Long-listening to the viewless skylark’s note

(Viewless, or haply for a moment seen

Gleaming on sunny wings) in whisper’d tones

I’ve said to my Beloved, ‘Such, sweet Girl!

The inobtrusive song of Happiness,

Unearthly minstrelsy! then only heard

When the Soul seeks to hear; when all is hush’d,

And the Heart listens!’

But the time, when first

From that low Dell, steep up the stony Mount

I climb’d with perilous toil and reach’d the top.

Oh! what a goodly scene! the bleak mount,

The bare bleak mountain speckled thin with sheep;

Grey clouds, that shadowing spot the sunny fields;

And river, now with bushy rocks o’erbrow’d,

Now winding bright and full, with naked banks;

And seats, and lawns, the Abbey and the wood,

And cots, and hamlets, and faint city-spire;

The Channel, the Islands and white sails,

Dim coasts, and cloud-like hills, and shoreless Ocean-

It seem’d like Omnipresence! God, methought,

Had built him there a Temple: the whole World

Seem’d in its vast circumference:

No profan’d my overwhelmed heart.

Blest hour! It was a luxury,-to be!

Ah! quiet Dell! dear Cot, and Mount sublime!

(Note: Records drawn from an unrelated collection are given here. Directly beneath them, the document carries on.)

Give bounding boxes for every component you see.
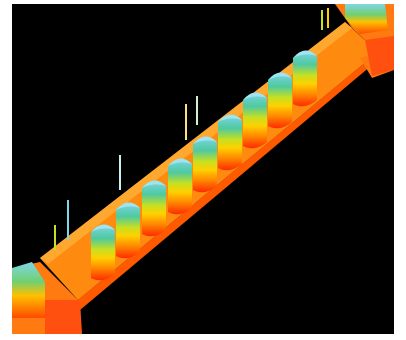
- pin: [116, 202, 140, 258]
- pin: [193, 136, 217, 192]
- pin: [91, 224, 115, 280]
- pin: [293, 50, 317, 106]
- pin: [142, 180, 166, 236]
- pin: [218, 114, 242, 170]
- page: [0, 0, 406, 340]
- pin: [268, 72, 292, 128]
- pin: [243, 92, 267, 148]
- render-view: [0, 0, 406, 340]
- pin: [168, 158, 192, 214]
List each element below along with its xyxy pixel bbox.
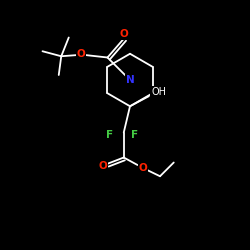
Text: O: O [77, 49, 86, 59]
Text: F: F [132, 130, 138, 140]
Text: O: O [98, 161, 107, 171]
Text: F: F [106, 130, 114, 140]
Text: O: O [120, 29, 128, 39]
Text: N: N [126, 75, 134, 85]
Text: O: O [138, 163, 147, 173]
Text: OH: OH [151, 87, 166, 97]
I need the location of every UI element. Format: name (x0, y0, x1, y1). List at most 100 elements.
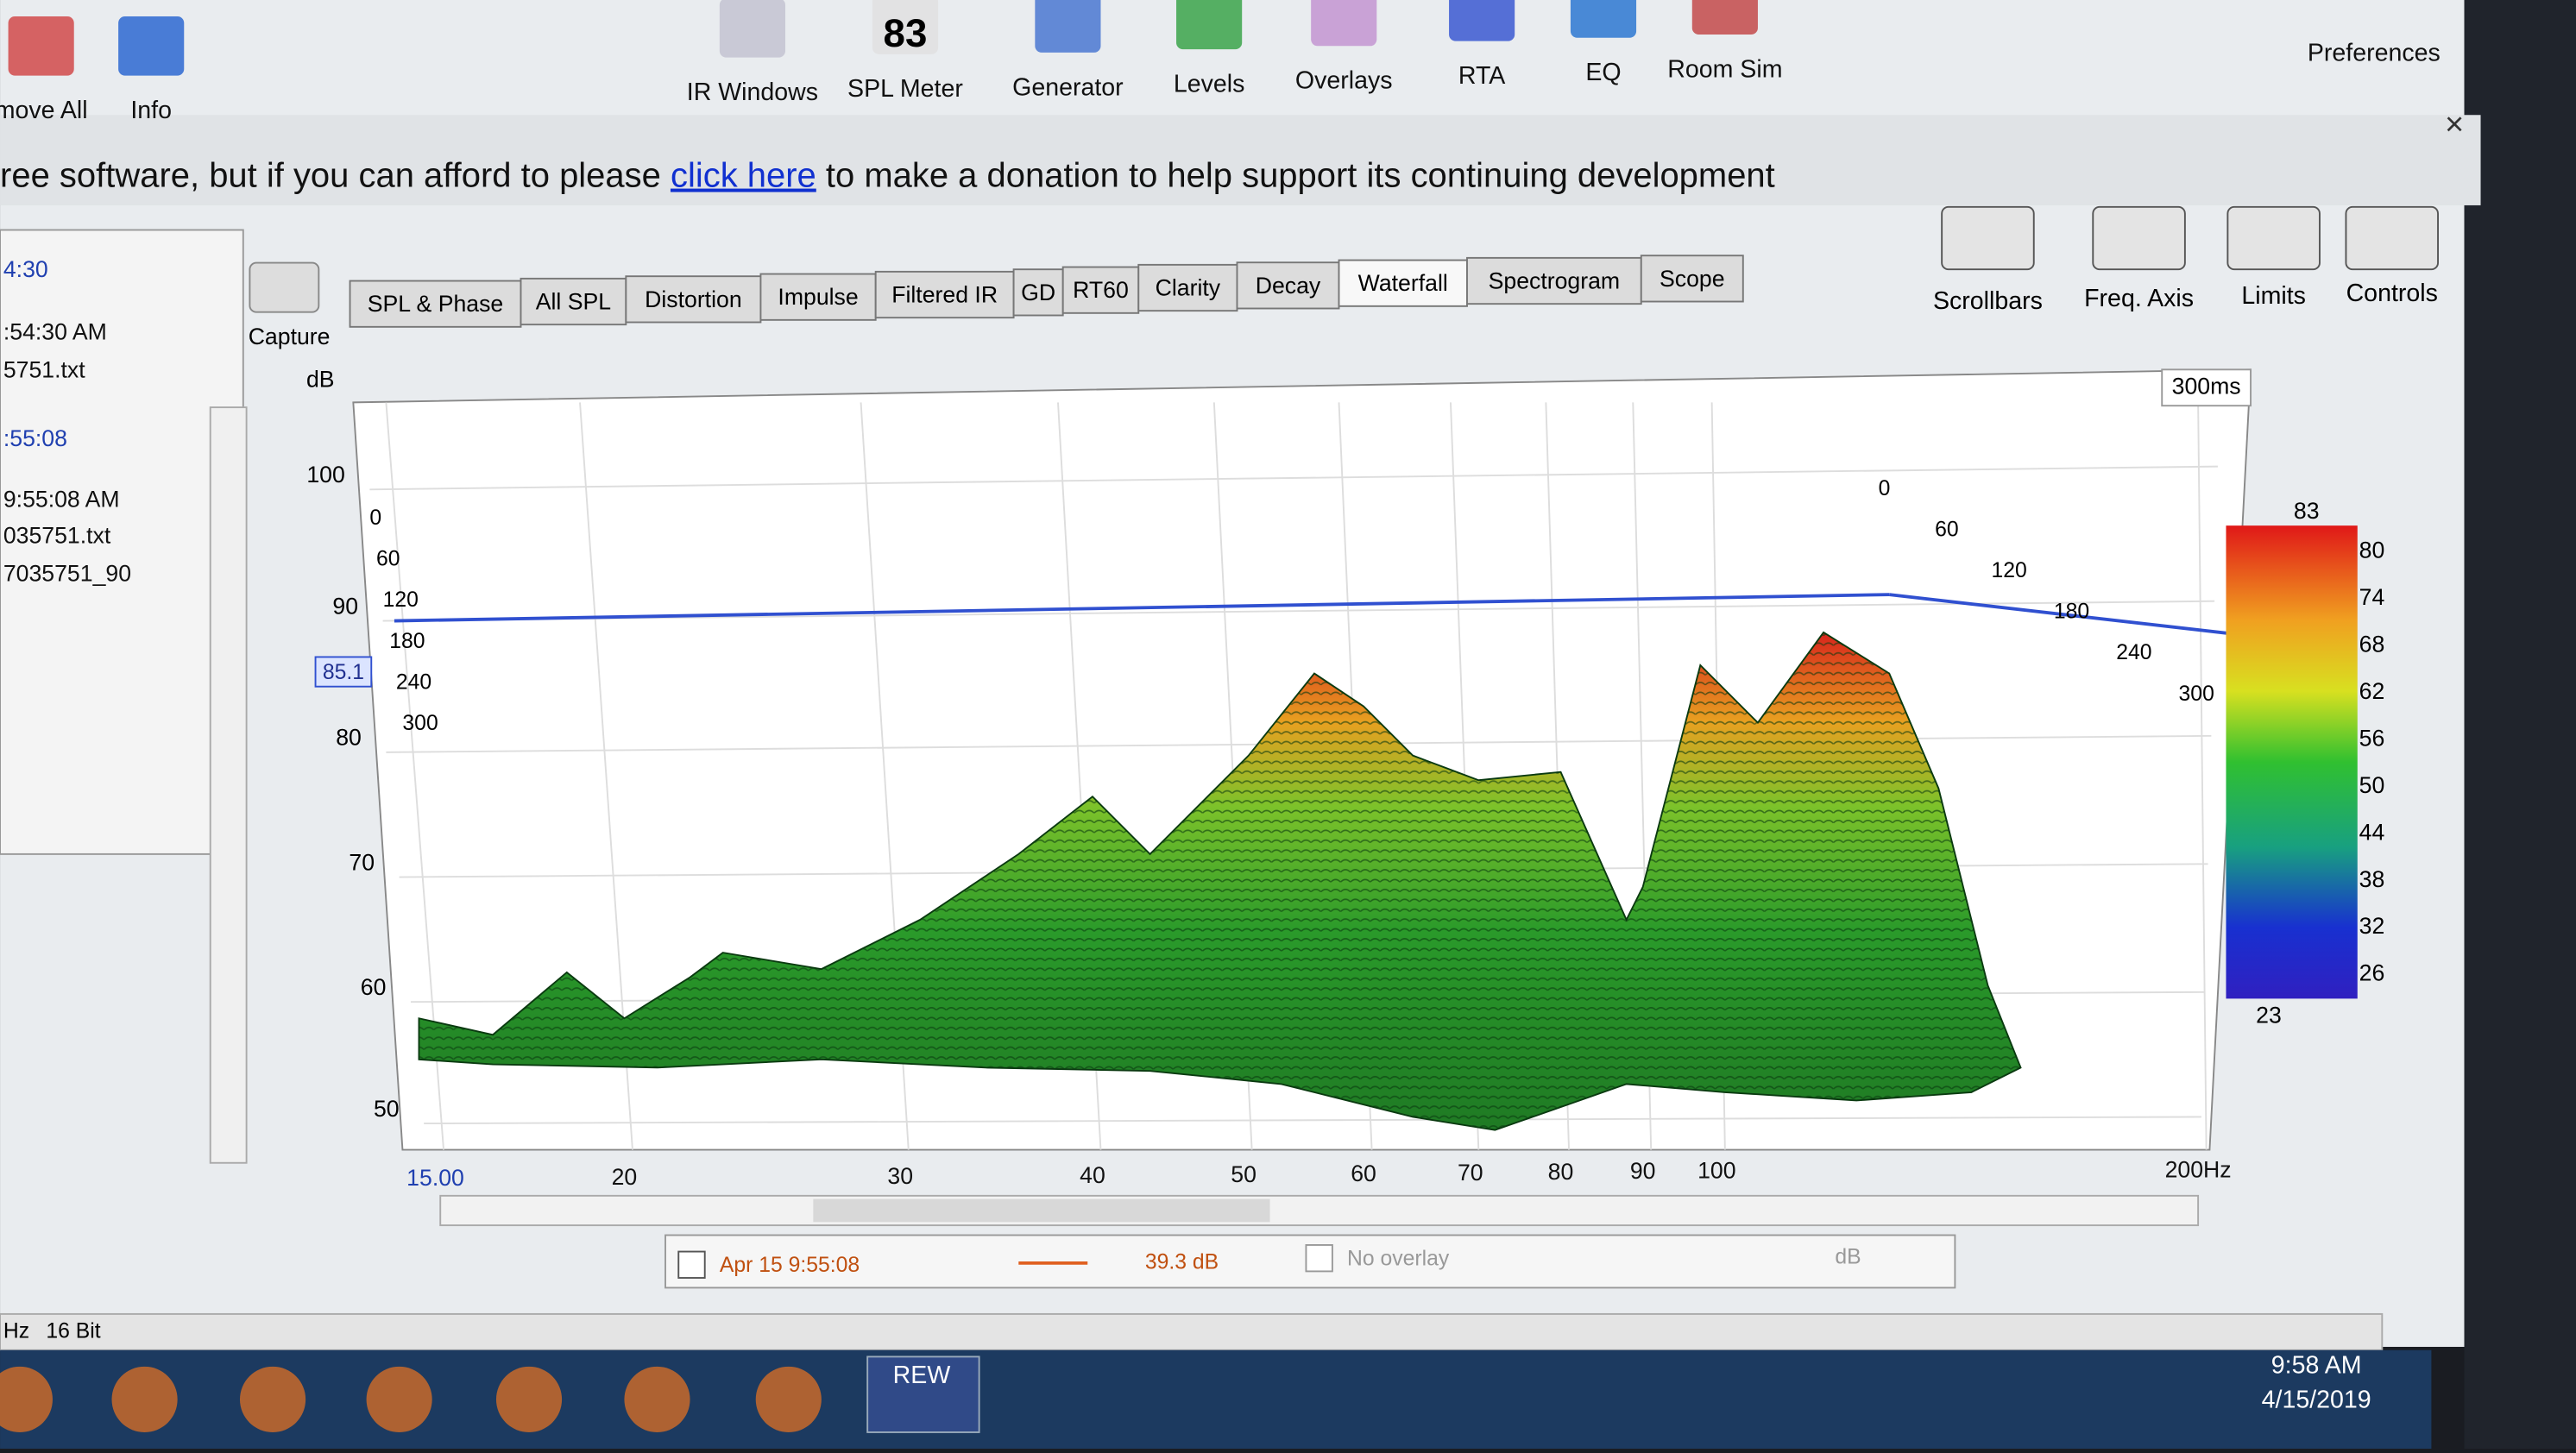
toolbar-label[interactable]: SPL Meter (847, 75, 963, 103)
tool-icon[interactable] (2226, 205, 2321, 271)
measurement-entry[interactable]: :54:30 AM (3, 318, 107, 344)
toolbar-label[interactable]: IR Windows (687, 79, 818, 106)
taskbar-rew[interactable] (866, 1356, 980, 1433)
colorbar-label: 23 (2256, 1002, 2282, 1028)
tool-icon[interactable] (2345, 205, 2439, 271)
toolbar-label[interactable]: move All (0, 97, 88, 124)
x-tick-label: 80 (1548, 1159, 1574, 1185)
tool-label[interactable]: Controls (2346, 280, 2438, 307)
colorbar-label: 68 (2359, 632, 2385, 657)
grid-line (382, 600, 2215, 622)
taskbar-app[interactable]: REW (893, 1362, 951, 1389)
x-tick-label: 60 (1351, 1161, 1376, 1186)
taskbar-icon[interactable] (0, 1366, 53, 1432)
clock-date: 4/15/2019 (2262, 1386, 2371, 1413)
time-tick-right: 300 (2179, 682, 2214, 706)
toolbar-label[interactable]: Info (130, 97, 172, 124)
toolbar-icon[interactable] (1449, 0, 1515, 41)
toolbar-label[interactable]: Levels (1174, 71, 1245, 98)
tab[interactable] (874, 270, 1015, 319)
taskbar-icon[interactable] (239, 1366, 306, 1432)
toolbar-label[interactable]: Generator (1012, 73, 1124, 101)
status: Hz 16 Bit (3, 1319, 101, 1343)
tab[interactable] (1466, 256, 1642, 305)
tool-icon[interactable] (2092, 205, 2186, 271)
taskbar-icon[interactable] (755, 1366, 822, 1432)
legend-overlay: No overlay (1347, 1248, 1450, 1271)
time-tick-left: 240 (396, 670, 431, 694)
toolbar-icon[interactable] (1035, 0, 1101, 53)
y-axis-label: dB (306, 367, 335, 393)
h-scroll-thumb[interactable] (813, 1198, 1270, 1223)
toolbar-icon[interactable] (1691, 0, 1758, 35)
measurement-entry[interactable]: 7035751_90 (3, 560, 131, 586)
tab-label[interactable]: Impulse (778, 284, 858, 310)
banner-bg (0, 115, 2481, 205)
tab-label[interactable]: Distortion (645, 286, 742, 312)
grid-line (369, 465, 2218, 491)
tab-label[interactable]: Waterfall (1358, 270, 1448, 296)
colorbar-label: 44 (2359, 819, 2385, 845)
toolbar-label[interactable]: Preferences (2308, 39, 2441, 66)
tab-label[interactable]: SPL & Phase (368, 291, 503, 317)
colorbar-label: 83 (2294, 498, 2320, 524)
overlay-check[interactable] (1305, 1243, 1333, 1273)
tab[interactable] (625, 275, 762, 324)
toolbar-icon[interactable] (1570, 0, 1637, 38)
tool-label[interactable]: Limits (2241, 282, 2306, 310)
toolbar-label[interactable]: Overlays (1295, 67, 1393, 95)
tab-label[interactable]: GD (1021, 280, 1055, 305)
toolbar-label[interactable]: Room Sim (1667, 55, 1782, 83)
h-scrollbar[interactable] (439, 1194, 2200, 1227)
capture-label[interactable]: Capture (249, 324, 331, 349)
toolbar-label[interactable]: RTA (1458, 62, 1505, 90)
tool-label[interactable]: Scrollbars (1933, 287, 2043, 315)
toolbar-icon[interactable] (1311, 0, 1377, 47)
tool-label[interactable]: Freq. Axis (2084, 285, 2194, 312)
taskbar-icon[interactable] (624, 1366, 690, 1432)
tab-label[interactable]: Decay (1256, 273, 1321, 299)
tab[interactable] (1137, 263, 1238, 312)
toolbar-icon[interactable] (8, 16, 74, 76)
toolbar-icon[interactable] (719, 0, 785, 58)
legend-unit: dB (1835, 1246, 1861, 1269)
legend-check[interactable] (677, 1250, 706, 1279)
clock-time: 9:58 AM (2271, 1351, 2362, 1379)
toolbar-icon[interactable] (872, 0, 939, 54)
toolbar-label[interactable]: EQ (1585, 59, 1621, 86)
tab[interactable] (1338, 259, 1468, 307)
left-entries: 4:30 :54:30 AM 5751.txt :55:08 9:55:08 AM 035… (3, 256, 131, 586)
measurement-entry[interactable]: 5751.txt (3, 356, 85, 382)
banner-close[interactable]: × (2445, 107, 2464, 143)
scrollbar[interactable] (209, 406, 248, 1164)
cursor-box (314, 656, 373, 688)
taskbar-icon[interactable] (111, 1366, 178, 1432)
time-label-box (2161, 368, 2252, 407)
y-tick-label: 70 (349, 849, 375, 875)
tab-label[interactable]: Spectrogram (1489, 267, 1621, 293)
measurement-entry[interactable]: 9:55:08 AM (3, 487, 120, 513)
y-tick-label: 90 (332, 593, 358, 619)
status-item: 16 Bit (46, 1319, 100, 1343)
taskbar-icon[interactable] (495, 1366, 563, 1432)
toolbar-icon[interactable] (118, 16, 185, 76)
tool-icon[interactable] (1941, 205, 2035, 271)
tab-label[interactable]: Clarity (1156, 274, 1221, 300)
tab-label[interactable]: RT60 (1073, 277, 1129, 303)
spl-meter-value: 83 (884, 11, 928, 55)
donate-link[interactable]: click here (671, 156, 816, 194)
measurement-entry[interactable]: 4:30 (3, 256, 48, 282)
tab[interactable] (1012, 268, 1064, 317)
measurement-entry[interactable]: 035751.txt (3, 523, 111, 549)
grid-line (424, 1116, 2201, 1125)
tab[interactable] (1640, 255, 1744, 303)
toolbar-icon[interactable] (1176, 0, 1243, 50)
capture-icon[interactable] (249, 261, 320, 313)
measurement-entry[interactable]: :55:08 (3, 425, 67, 451)
x-tick-label: 90 (1630, 1158, 1656, 1184)
tab-label[interactable]: Filtered IR (891, 281, 998, 307)
taskbar-icon[interactable] (366, 1366, 432, 1432)
tab-label[interactable]: Scope (1660, 266, 1725, 292)
left-panel (0, 229, 244, 855)
tab-label[interactable]: All SPL (536, 288, 611, 314)
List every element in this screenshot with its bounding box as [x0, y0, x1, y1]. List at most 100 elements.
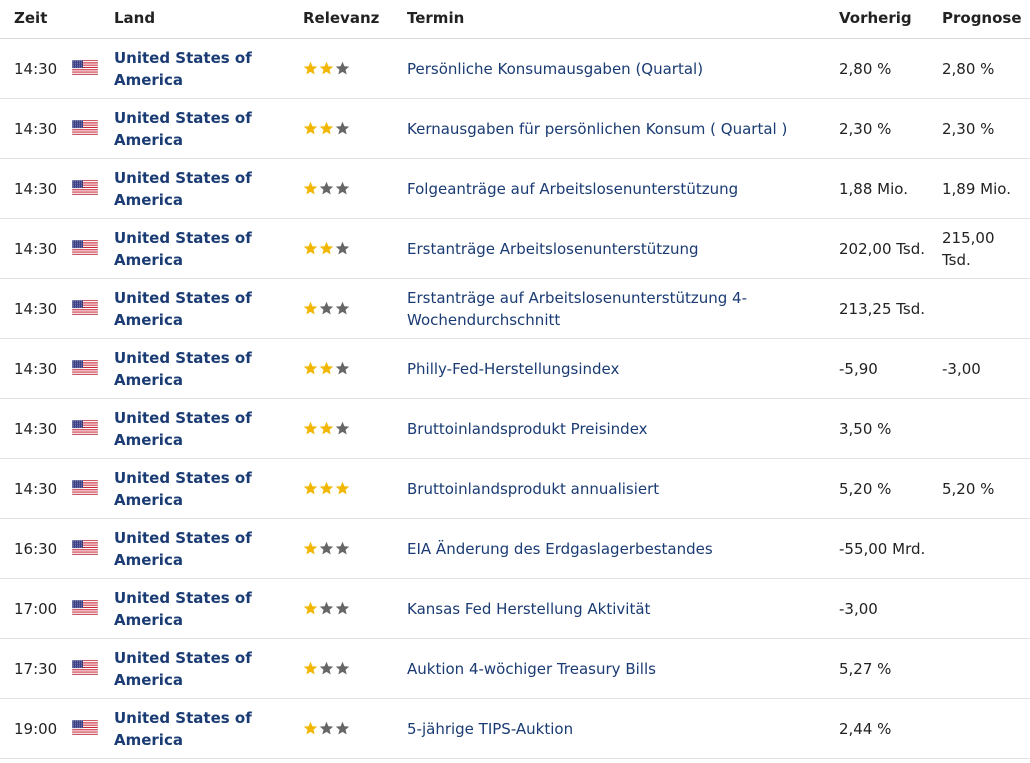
- previous-value: 202,00 Tsd.: [839, 239, 926, 258]
- event-link[interactable]: Erstanträge Arbeitslosenunterstützung: [407, 239, 699, 258]
- star-filled-icon: [319, 241, 334, 254]
- column-header-relevance[interactable]: Relevanz: [303, 9, 380, 27]
- country-link[interactable]: United States of America: [114, 168, 252, 209]
- star-filled-icon: [335, 481, 350, 494]
- event-link[interactable]: 5-jährige TIPS-Auktion: [407, 719, 574, 738]
- previous-value: -55,00 Mrd.: [839, 539, 926, 558]
- event-link[interactable]: Folgeanträge auf Arbeitslosenunterstützu…: [407, 179, 739, 198]
- star-empty-icon: [319, 601, 334, 614]
- table-row: 14:30 United States of America Erstanträge…: [0, 219, 1030, 279]
- previous-value: 1,88 Mio.: [839, 179, 908, 198]
- table-row: 17:00 United States of America Kansas Fed …: [0, 579, 1030, 639]
- relevance-rating: [303, 301, 350, 317]
- us-flag-icon: [72, 240, 98, 255]
- star-filled-icon: [319, 481, 334, 494]
- relevance-rating: [303, 541, 350, 557]
- column-header-event[interactable]: Termin: [407, 9, 465, 27]
- star-empty-icon: [335, 241, 350, 254]
- forecast-value: 2,30 %: [942, 119, 995, 138]
- event-link[interactable]: Kansas Fed Herstellung Aktivität: [407, 599, 651, 618]
- table-row: 16:30 United States of America EIA Änderun…: [0, 519, 1030, 579]
- star-filled-icon: [303, 421, 318, 434]
- country-link[interactable]: United States of America: [114, 108, 252, 149]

I was constrain’d to quit you. Was it right,

While my unnumber’d brethren toil’d and bled,

That I should dream away the entrusted hours

On rose-leaf beds, pampering the coward heart

With feelings all too delicate for use?

Sweet is the tear that from some Howard’s eye

Drops on the cheek of one he lifts from earth:

And he that works me good with unmov’d face,

Does it but half: he chills me while he aids,

My benefactor, not my brother man!

Yet even this, this cold beneficence

Praise, praise it, O my Soul! oft as thou scann’st

The sluggard Pity’s vision-weaving tribe!

Who sigh for Wretchedness, yet shun the Wretched,

Nursing in some delicious solitude

Their slothful loves and dainty sympathies!

I therefore go, and join head, heart, and hand,

Active and firm, to fight the bloodless fight

Of Science, Freedom, and the Truth in Christ.